When you are yourself, you are the strongest. Embrace your true self. - Misako Yoke
For Misako, genki stands for:
- G - get some breathing room
When people are experiencing something bad, instead of being horrified,
they should get some breathing room in order to not worsen the situation.
- E - embrace who you are and who you are becoming
People need to know who they are and who they are not. Sometimes people are focused more on others rather than taking some time to really get to know themselves. People need to know who they want to be and what they believe in, not just relying on other people’s opinions -- which is similar to ikigai, being in line with their true selves.
- N - navigate through changes
One important element that people need to remember is that when they start something new, they are a beginner again, and, understandably, they cannot be good at anything when they first start something; people should not be afraid of change, but instead should see it as a way of learning new things.
This is similar to having a ‘beginner’s mind’ (a concept from Buddhism), where life will throw things at people and they have to know how to navigate through changes. Approaching new things from a beginner’s mind will help you grow as a person.
K - be kind to yourself
When faced with hardship, sometimes people’s minds are their own worst enemies, producing negative thoughts, and that’s why it is important to be kind to yourself rather than adding extra pain and suffering.

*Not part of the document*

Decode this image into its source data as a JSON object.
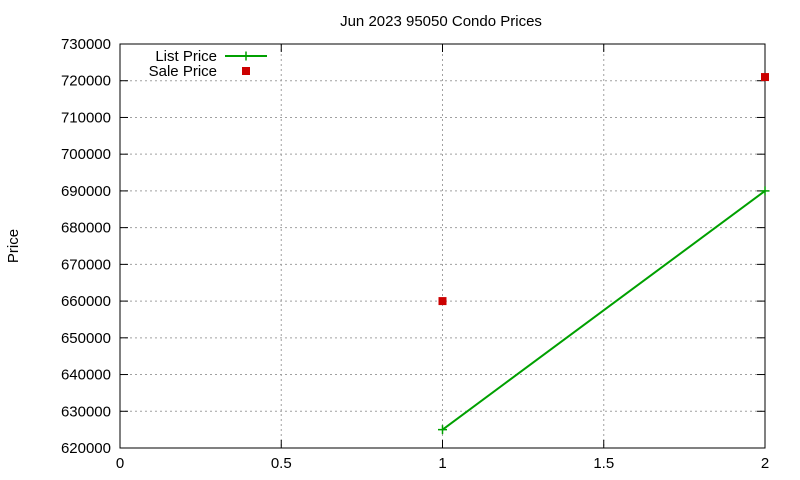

I - integrating who you are with how you live
When people make a choice, they should be conscious about it; if they don’t like it, they should remember that this is their life, they are in total control, and they should change direction. This will help bring big differences in their lives.
Channeling your inner samurai
One of Misako’s mentors shared with her the expression, “channel your inner samurai”, and this helped her a lot. She began to use it as a trigger word for herself, such that when she was faced with something unpleasant, she would immediately remind herself, “I have samurai in me”. This is not just a metaphor: Misako is in fact a descendant of samurai and has a great love for the samurai era.
The expression nanakorobi yaoki means “fall seven times and rise eight”. This is a Japanese concept of resilience which is a big theme in Misako’s life and coaching, so it is often used in her sessions as it highlights that, no matter how many times bad things happen with people, they can pick themselves back up. She says her mom would often say that even when people are in their darkest hours, it’s only temporary -- whatever the hardships are, none of them is eternal, it’s going to pass, and there is always hope.
"Every scar you have is a reminder that you've suffered the pain and the suffering. You've endured, you've made it through, you now have a deeper understanding and greater compassion towards others’ struggles. You and I both know that a pain-free life doesn't exist, but we can always choose the right pain, the pain that helps us grow, the kind that leaves a scar that we can be proud of. Take heart, my friend, you are stronger than you think." - Misako Yoke
In the toughest moments of our lives, hope remains. We hold the sole responsibility for our own lives, and it's crucial to live according to our own desires rather than conforming to others' expectations. Challenges along the way enable personal growth and self-discovery. Giving up is unnecessary as difficult times guide us towards the right path, helping us understand ourselves and embrace our ikigai.